What Should You Know About Birth Control Methods?
Are you aware that the rate of unplanned pregnancy in the United States is as high as 49%? (1). According to the latest data reported by Centers for Disease Control and Prevention, investigators reported that 4 of every 5 pregnancies in women (who are 19 years or younger) are unintended (1).

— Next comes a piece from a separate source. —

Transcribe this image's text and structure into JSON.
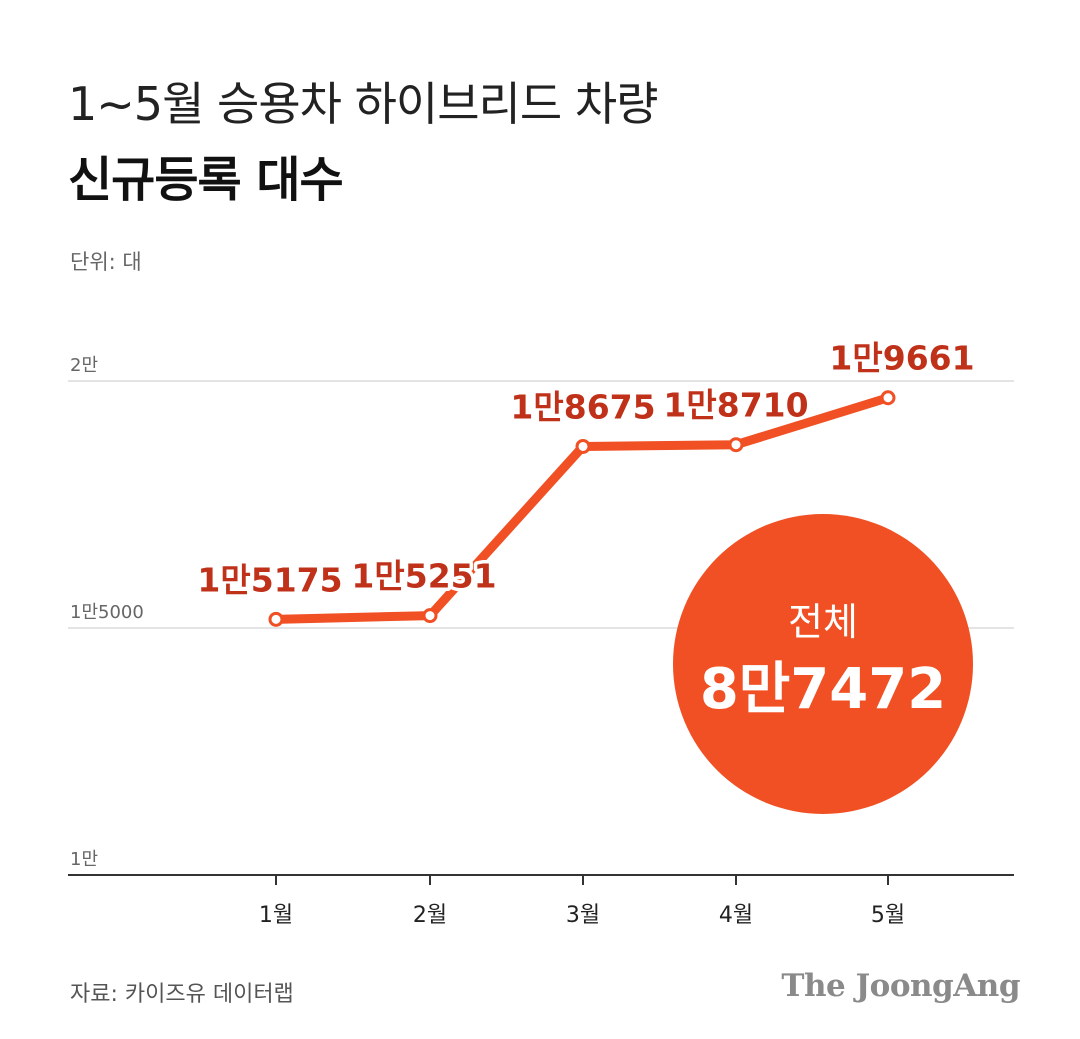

This also means that this population can greatly benefit from dependable and effective birth control methods.
Unfortunately, a lot of women are skeptical about the use of birth control methods; here is why:
- It is a common misconception that all birth control methods affect fertility and overall physical health in the long term.

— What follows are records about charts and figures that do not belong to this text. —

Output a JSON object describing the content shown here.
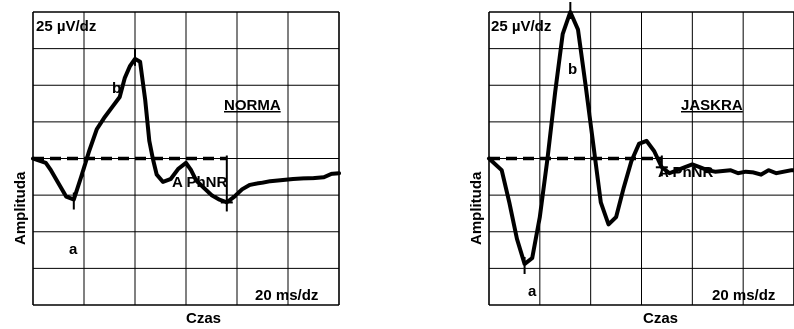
{
  "chart_data": [
    {
      "type": "line",
      "title": "NORMA",
      "scale_label": "25 µV/dz",
      "time_label": "20 ms/dz",
      "xlabel": "Czas",
      "ylabel": "Amplituda",
      "grid": true,
      "grid_divisions": {
        "x": 6,
        "y": 8
      },
      "xlim": [
        0,
        120
      ],
      "ylim": [
        -100,
        100
      ],
      "baseline": 0,
      "series": [
        {
          "x": [
            0,
            5,
            7,
            10,
            13,
            16,
            19,
            22,
            25,
            28,
            31,
            34,
            36,
            38,
            40,
            42,
            44,
            45.6,
            47,
            48.5,
            51,
            54,
            57,
            60,
            62,
            64,
            67,
            70,
            73,
            76,
            79,
            82,
            85,
            88,
            90,
            93,
            97,
            102,
            106,
            110,
            114,
            117,
            120
          ],
          "y": [
            0,
            -3,
            -8,
            -17,
            -26,
            -28,
            -12,
            5,
            20,
            28,
            35,
            42,
            55,
            63,
            68,
            66,
            40,
            12,
            0,
            -11,
            -16,
            -14,
            -7,
            -3,
            -8,
            -15,
            -20,
            -25,
            -28,
            -30,
            -26,
            -21,
            -18,
            -17,
            -16.5,
            -15.5,
            -14.8,
            -14,
            -13.6,
            -13.4,
            -12.8,
            -10.5,
            -10
          ]
        }
      ],
      "annotations": [
        {
          "label": "a",
          "x": 16,
          "y": -28
        },
        {
          "label": "b",
          "x": 40,
          "y": 68
        },
        {
          "label": "A PhNR",
          "x": 76,
          "y": -30
        }
      ]
    },
    {
      "type": "line",
      "title": "JASKRA",
      "scale_label": "25 µV/dz",
      "time_label": "20 ms/dz",
      "xlabel": "Czas",
      "ylabel": "Amplituda",
      "grid": true,
      "grid_divisions": {
        "x": 6,
        "y": 8
      },
      "xlim": [
        0,
        120
      ],
      "ylim": [
        -100,
        100
      ],
      "baseline": 0,
      "series": [
        {
          "x": [
            0,
            5,
            8,
            11,
            14,
            17,
            20,
            23,
            26,
            29,
            32,
            35,
            38,
            41,
            44,
            47,
            50,
            53,
            56,
            59,
            62,
            65,
            68,
            71,
            74,
            77,
            80,
            83,
            86,
            89,
            92,
            95,
            98,
            101,
            104,
            107,
            110,
            113,
            116,
            119,
            120
          ],
          "y": [
            0,
            -8,
            -30,
            -55,
            -72,
            -68,
            -40,
            0,
            45,
            85,
            100,
            88,
            50,
            10,
            -30,
            -45,
            -40,
            -20,
            -2,
            10,
            12,
            5,
            -6,
            -10,
            -8,
            -6,
            -4,
            -6,
            -8,
            -9,
            -8.5,
            -8,
            -10,
            -9,
            -9.5,
            -11,
            -8,
            -10,
            -9,
            -8,
            -8
          ]
        }
      ],
      "annotations": [
        {
          "label": "a",
          "x": 14,
          "y": -72
        },
        {
          "label": "b",
          "x": 32,
          "y": 100
        },
        {
          "label": "A PhNR",
          "x": 68,
          "y": -6
        }
      ]
    }
  ]
}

- The cost of each method is sometimes so high that most people prefer to use less safe and practical methods (such as abstinence or withdrawal method).
In addition, there is a significant chunk of population who does not know a lot about the birth control methods.
Are All Birth Control Methods 100% Preventive Against Unplanned Pregnancy?
Patient education is the key when it comes to birth control methods. It is important to understand that birth control pills, vaginal ring insertion and skin patches, all are short term birth control methods that may result in unwanted or unplanned pregnancy because of varying degrees of effectiveness. For example, use of diaphragm can only prevent an unwanted pregnancy in 84% cases. In other words, even if you follow all the instructions adequately, 16% users still becomes pregnant. Likewise, the effectiveness of other birth control methods is also less than 100%; such that oral contraceptive pills (92%), spermicidal jellies (72%), male condom (82%), IUD devices (99%), Patch (91%) and female condom (79%).
According to recent studies, methods which requires monitoring on daily or monthly basis are not reliable in preventing unintended pregnancies. It was also suggested that such women are 20 times more likely to become pregnant compared with those who use long term methods such as intradermal implants on upper arm or intrauterine devices (IUD).
Unintended Pregnancies In United States
Among developed countries, United States has the highest rate of unplanned or unwanted pregnancies i.e. 6 million per year. It has been observed that nearly half of the unintended pregnancies are due to improper and irregular use of birth control method. In United States, birth control pills is still the most commonly used contraceptive method while in countries like United Kingdom and France use of intrauterine devices are quite high, yet another reason for US having highest number of unplanned pregnancies.
A recent study was conducted on 7500 women to compare the results of different contraceptive methods. Women aged from 14 to 45 and were given a choice to pick their preferred contraceptive as part of the study. At the time of analysis, it was observed that about 1500 women chose short term methods for birth control while 5800 went for implants or IUD and remaining opt for depot medroxyprogesterone acetate (DMPA) injections. Around 334 unplanned pregnancies were observed during the study, among which the highest rate of failure (i.e. 4.5%) was observed in women who selected birth control pills, rings or patches. The lowest failure rate was reported in women who used DMPA injections.
Besides type of contraceptive method used, age of women also matters. The study indicated that females who were below 21 and used pills/rings/patches were two times more likely to get unintentionally pregnant as compared to older women using same methods because younger females tend to forget their pills or change the rings/patches. Whereas, IUD remains in uterus for 5 to 10 years while implants are effective for up to 3 years. Thus these methods are more convenient to use.
About 5.5% American women are using IUD for birth control, many women are not even aware of these long term methods or they feel uncomfortable at inserting devices inside their uterus or beneath skin. Although, IUDs are associated with the risk of developing infection in the uterus and implants can cause unexpected bleeding but chances of complications is generally rare. The benefit ratio is much higher than risk therefore, women must opt for the most reliable and efficient long term birth control methods.
2. Finer, L. B., Jerman, J., & Kavanaugh, M. L. (2012). Changes in use of long-acting contraceptive methods in the United States, 2007–2009. Fertility and sterility, 98(4), 893-897.
3. Halpern, V., Lopez, L. M., Grimes, D. A., Stockton, L. L., & Gallo, M. F. (2013). Strategies to improve adherence and acceptability of hormonal methods of contraception. The Cochrane Library.
4. Trussell, J., Henry, N., Hassan, F., Prezioso, A., Law, A., & Filonenko, A. (2013). Burden of unintended pregnancy in the United States: potential savings with increased use of long-acting reversible contraception. Contraception, 87(2), 154-161.